If you haven't already done so, please read the How to Add Patient Insurance topic before continuing!

Summary

A Family Guarantor record carriers insurance information for the insured member of a family. When other family members who are covered by the same policy are entered you can associate them with the existing family guarantor record thereby automatically filling in the needed insurance information.

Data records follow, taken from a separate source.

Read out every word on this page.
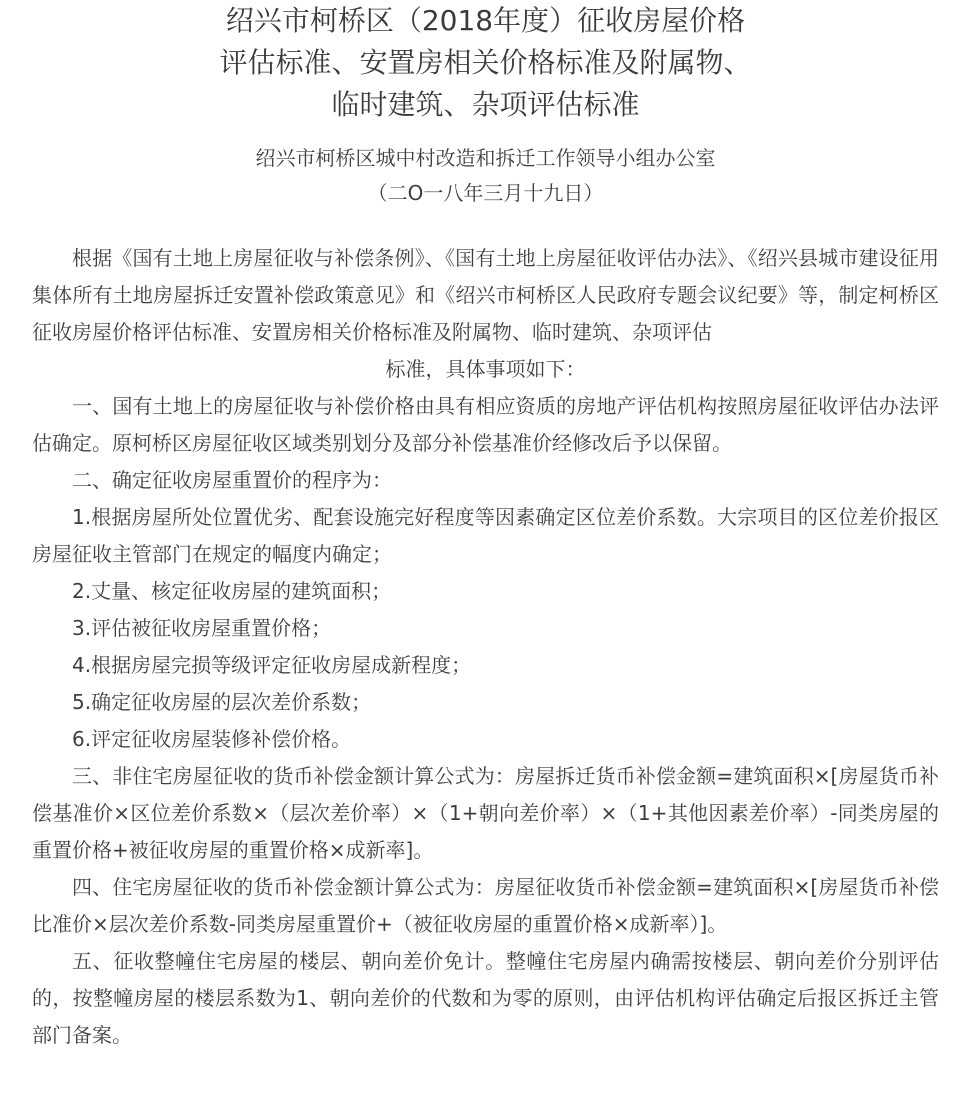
绍兴市柯桥区（2018年度）征收房屋价格
评估标准、安置房相关价格标准及附属物、
临时建筑、杂项评估标准
绍兴市柯桥区城中村改造和拆迁工作领导小组办公室
（二O一八年三月十九日）

根据《国有土地上房屋征收与补偿条例》、《国有土地上房屋征收评估办法》、《绍兴县城市建设征用集体所有土地房屋拆迁安置补偿政策意见》和《绍兴市柯桥区人民政府专题会议纪要》等，制定柯桥区征收房屋价格评估标准、安置房相关价格标准及附属物、临时建筑、杂项评估
标准，具体事项如下：

一、国有土地上的房屋征收与补偿价格由具有相应资质的房地产评估机构按照房屋征收评估办法评估确定。原柯桥区房屋征收区域类别划分及部分补偿基准价经修改后予以保留。

二、确定征收房屋重置价的程序为：

1.根据房屋所处位置优劣、配套设施完好程度等因素确定区位差价系数。大宗项目的区位差价报区房屋征收主管部门在规定的幅度内确定；

2.丈量、核定征收房屋的建筑面积；

3.评估被征收房屋重置价格；

4.根据房屋完损等级评定征收房屋成新程度；

5.确定征收房屋的层次差价系数；

6.评定征收房屋装修补偿价格。

三、非住宅房屋征收的货币补偿金额计算公式为：房屋拆迁货币补偿金额=建筑面积×[房屋货币补偿基准价×区位差价系数×（层次差价率）×（1+朝向差价率）×（1+其他因素差价率）-同类房屋的重置价格+被征收房屋的重置价格×成新率]。

四、住宅房屋征收的货币补偿金额计算公式为：房屋征收货币补偿金额=建筑面积×[房屋货币补偿比准价×层次差价系数-同类房屋重置价+（被征收房屋的重置价格×成新率）]。

五、征收整幢住宅房屋的楼层、朝向差价免计。整幢住宅房屋内确需按楼层、朝向差价分别评估的，按整幢房屋的楼层系数为1、朝向差价的代数和为零的原则，由评估机构评估确定后报区拆迁主管部门备案。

Steps to Add a Family Guarantor

A Family Guarantor is added from the Enter Patient Billing window when insurance information is entered for the insured subscriber. This is done from the INSURANCE tab of the patient demographics record.

  1. From the Demographics Enter Patient window

  2. Select Insurance tab

  3. Select Add to begin entering the patient's insurance information

  4. The Enter Patient Billing (patient name) window opens

  5. From the Insurance tab

  6. Select the magnifying glass next to Family Guarantor

  7. The Select Guarantor Account window opens

    1. If the guarantor already exists highlight them and click select

  8. If not listed select Add

  9. The Enter Guarantor Account window opens

  10. Enter a unique code for Family Guarantor ID

  11. The program will fill in the remaining fields on this tab from the patient demographics record.

  12. Change the Account or Head of Household Name section to be the Guarantor's information

  13. If the address is different for this guarantor change it

  14. Enter E-Mail address if provided

  15. On the Statistics section

    1. Enter the Guarantor's birthday and Sex

  16. Select the Insurance tab

  17. Complete this section with Guarantor's Insurance information

  18. Select Rules tab. These fields are for reference only: the program does not used them in any way.

  19. PCP Rules - This section defines of a PCP is needed and if a Specialist is needed does the patient need a referral from their Primary Care doctor.

    1. PCP Required

    2. PCP Referral Required for Specialist Care

  20. Authorization Rules - Does the patient need authorization for treatment

    1. Check Authorization Required for all Services if yes

    2. Enter Auth Phone

    3. Enter Auth Contact

  21. Coverage Exclusions - What services are not covered on this plan. Check all that apply.

    1. XRays Not Covered

    2. Supplies Not Covered

    3. Meds Not Covered

  22. Check the Accept Locum Tenum (Temporary) Provider if they are accepted.